Recently, more Australians opt for meat-free diets while some are cutting out animal products altogether and going solely on vegan. But is this safe for pregnant women and babies? It is possible to meet the specific nutrient requirements of pregnancy, breastfeeding and infancy while following a vegan diet, but there is a catch or rule for that: it must be well-planned.

Currently, researchers have developed some criteria to guide vegan food choices during the crucial life stages of pregnancy, lactation, infancy and early childhood. These useful criteria will help form the nutritional foundation of a healthy vegan diet.

  1. You MUST meet the total kilojoule needs by eating large amounts and a wide variety of plant foods. The plant food groups include grains, legumes, nuts and seeds, vegetables and fruit, with an emphasis on whole foods and those that are minimally processed. Also, take care to ensure your fibre intake is not excessive during pregnancy, infancy and early childhood. Too much fibre means you will fill up before you have eaten enough food to meet all your nutrient needs.
  2. Ensure to choose your vegetable fat sources and quantities carefully. Many high-fibre vegan foods are low in kilojoules and need a lot of chewing. By including higher-fat choices you can boost the number of kilojoules in each meal or snack so infants get enough kilojoules to grow properly. To ensure the omega-3 fats are well metabolised, consume plenty of food that are rich in omega-3 fats, such as ground chia seeds, flaxseed oil and walnuts as well as fat sources like olive oil. Avoid foods rich in omega-6 fats, such as sunflower and safflower margarine and oil, and tropical fats including coconut and palm oils, as they can compete with the omega-3 fats to be metabolised. You can give omega-3s a competitive advantage by reducing the other fat types.

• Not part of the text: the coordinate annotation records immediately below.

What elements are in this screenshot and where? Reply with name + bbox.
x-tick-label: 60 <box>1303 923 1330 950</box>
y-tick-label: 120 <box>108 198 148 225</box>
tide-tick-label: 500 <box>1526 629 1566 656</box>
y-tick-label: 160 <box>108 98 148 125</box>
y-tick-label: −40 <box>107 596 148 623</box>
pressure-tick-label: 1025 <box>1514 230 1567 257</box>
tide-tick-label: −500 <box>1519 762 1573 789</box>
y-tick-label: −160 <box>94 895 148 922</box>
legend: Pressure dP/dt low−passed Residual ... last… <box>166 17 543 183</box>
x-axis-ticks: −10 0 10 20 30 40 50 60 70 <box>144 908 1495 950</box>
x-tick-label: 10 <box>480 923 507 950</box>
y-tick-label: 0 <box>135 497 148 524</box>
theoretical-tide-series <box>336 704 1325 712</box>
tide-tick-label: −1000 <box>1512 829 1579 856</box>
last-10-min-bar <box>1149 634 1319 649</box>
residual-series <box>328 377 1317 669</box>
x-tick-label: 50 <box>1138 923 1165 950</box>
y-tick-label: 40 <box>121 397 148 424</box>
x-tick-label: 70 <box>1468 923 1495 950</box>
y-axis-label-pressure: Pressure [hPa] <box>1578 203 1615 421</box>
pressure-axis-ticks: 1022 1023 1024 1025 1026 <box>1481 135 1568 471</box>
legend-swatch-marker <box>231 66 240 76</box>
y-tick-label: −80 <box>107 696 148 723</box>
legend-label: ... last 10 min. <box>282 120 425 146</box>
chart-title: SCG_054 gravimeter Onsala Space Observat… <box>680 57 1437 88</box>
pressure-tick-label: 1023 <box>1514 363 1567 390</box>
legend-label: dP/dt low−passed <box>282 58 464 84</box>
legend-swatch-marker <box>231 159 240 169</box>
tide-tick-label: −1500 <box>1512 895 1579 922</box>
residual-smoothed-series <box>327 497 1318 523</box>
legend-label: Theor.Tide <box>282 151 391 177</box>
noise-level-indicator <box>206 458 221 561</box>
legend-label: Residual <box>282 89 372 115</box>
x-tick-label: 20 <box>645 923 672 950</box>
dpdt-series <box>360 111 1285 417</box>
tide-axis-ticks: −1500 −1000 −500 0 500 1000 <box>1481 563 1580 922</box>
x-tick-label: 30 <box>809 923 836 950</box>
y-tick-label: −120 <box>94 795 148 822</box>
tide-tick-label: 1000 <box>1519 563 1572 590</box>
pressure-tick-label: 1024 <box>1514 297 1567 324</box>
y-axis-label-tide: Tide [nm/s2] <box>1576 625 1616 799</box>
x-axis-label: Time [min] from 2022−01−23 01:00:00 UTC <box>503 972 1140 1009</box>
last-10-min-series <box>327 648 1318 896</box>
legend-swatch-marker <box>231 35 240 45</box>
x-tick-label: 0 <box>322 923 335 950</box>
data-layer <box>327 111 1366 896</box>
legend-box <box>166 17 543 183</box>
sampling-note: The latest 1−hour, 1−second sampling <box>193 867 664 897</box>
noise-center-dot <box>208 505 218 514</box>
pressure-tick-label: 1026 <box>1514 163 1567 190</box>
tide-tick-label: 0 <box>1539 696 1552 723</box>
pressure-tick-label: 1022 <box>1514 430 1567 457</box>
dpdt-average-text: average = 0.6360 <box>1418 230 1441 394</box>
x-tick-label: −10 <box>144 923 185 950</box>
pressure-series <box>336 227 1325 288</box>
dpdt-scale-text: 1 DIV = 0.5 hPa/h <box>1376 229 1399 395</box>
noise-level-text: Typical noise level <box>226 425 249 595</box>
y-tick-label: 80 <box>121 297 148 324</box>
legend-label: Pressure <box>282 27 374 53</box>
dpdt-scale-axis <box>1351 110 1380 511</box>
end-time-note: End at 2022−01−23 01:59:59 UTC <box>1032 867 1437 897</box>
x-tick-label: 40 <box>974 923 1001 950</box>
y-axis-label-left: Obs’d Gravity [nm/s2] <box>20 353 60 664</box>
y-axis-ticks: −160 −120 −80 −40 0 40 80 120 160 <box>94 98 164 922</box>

  3. Ensure you are getting enough calcium and vitamin D. For you to achieve this, you need to consume plant foods rich in calcium, including calcium-fortified soy and nut beverages, some breakfast cereals, tofu, nuts and seeds. However, vitamin D status depends on sun exposure and supplements rather than diet.
  4. Take vitamin B12 supplements or use foods fortified with vitamin B12. Vitamin B12 is needed to make red blood cells, to make myelin which insulates nerves, for some neurotransmitters that help the brain function, and to make DNA too. Such fortified foods include some dairy-free soy and nut milks.